Après l’acquisition des données, il convient de les analyser et de réduire les quelques dérives et anomalies des appareils. Pour cela, on peut d’abord utiliser la correction « zig-zag ». Il s’agit de passer une première fois le long du profil que l’on souhaite analyser. Puis, on repasse une seconde fois en sens inverse. Cela permet de créer un zéro et donc d’atténuer les anomalies que l’on peut retrouver dans un sens. La seconde correction que peuvent apporter les géophysiciens est celle de l’effet de pics. En effet, lors de l’acquisition des données, il peut y avoir un certain nombre d’anomalies causées par des petites sources magnétiques distribuées aléatoirement sur la surface du sol.
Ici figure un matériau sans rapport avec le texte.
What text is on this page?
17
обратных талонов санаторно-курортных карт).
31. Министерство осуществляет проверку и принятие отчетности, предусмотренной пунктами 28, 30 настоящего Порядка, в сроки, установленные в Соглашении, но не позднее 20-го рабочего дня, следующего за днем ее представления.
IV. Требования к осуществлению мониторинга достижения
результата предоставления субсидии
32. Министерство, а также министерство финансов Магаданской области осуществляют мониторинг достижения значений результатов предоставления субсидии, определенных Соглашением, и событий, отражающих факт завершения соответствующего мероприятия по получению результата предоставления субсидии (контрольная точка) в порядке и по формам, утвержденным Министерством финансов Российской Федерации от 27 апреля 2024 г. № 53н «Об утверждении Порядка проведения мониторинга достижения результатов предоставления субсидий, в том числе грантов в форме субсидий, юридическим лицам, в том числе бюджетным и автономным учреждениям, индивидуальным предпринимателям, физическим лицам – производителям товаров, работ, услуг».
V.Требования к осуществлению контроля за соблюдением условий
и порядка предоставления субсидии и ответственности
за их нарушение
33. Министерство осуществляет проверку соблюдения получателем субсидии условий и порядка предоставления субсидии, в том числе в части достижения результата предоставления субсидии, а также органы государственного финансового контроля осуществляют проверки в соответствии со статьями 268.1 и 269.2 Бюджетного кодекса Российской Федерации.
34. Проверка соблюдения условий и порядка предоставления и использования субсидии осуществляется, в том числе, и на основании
Les géophysiciens mettent ainsi en place un algorithme qui permet de réduire cet effet. Les résultats finis sont ensuite envoyés aux archéologues qui prennent la décision de fouiller à tel ou tel endroit, en fonction des profils géomagnétiques obtenus.

Cette association de différents domaines d’études (scientifiques avec la géophysique, historique et analytique pour les archéologues) nous permet de mieux comprendre l’organisation du site et son histoire. Ainsi, il semble que l’interdisciplinarité soit ici extrêmement utile. En effet, les méthodes géophysiques utilisées sont non-intrusives, (pas de risques de destruction de vestiges ni de pertes de données). Le gain de temps est également à prendre en compte : de fait, les archéologues ne devront pas fouiller une zone s’ils savent déjà qu’elle n’aura que peu de chance de livrer des données intéressantes.

Pour conclure, on ne pourrait pas étudier correctement un site sans prendre en compte toutes les différentes disciplines qui visent les multiples facettes (archéologie-histoire, géophysique, géologie, anthropologie…). Il serait justement judicieux d’intégrer plus de science chez les littéraires et inversement. L’ouverture d’esprit s’en retrouve grandie et les résultats ne peuvent que se compléter.

Léa Mairaville

Réflexion à la suite de l’article d’Alexis Mojica sur le site d’El Caño, 2014.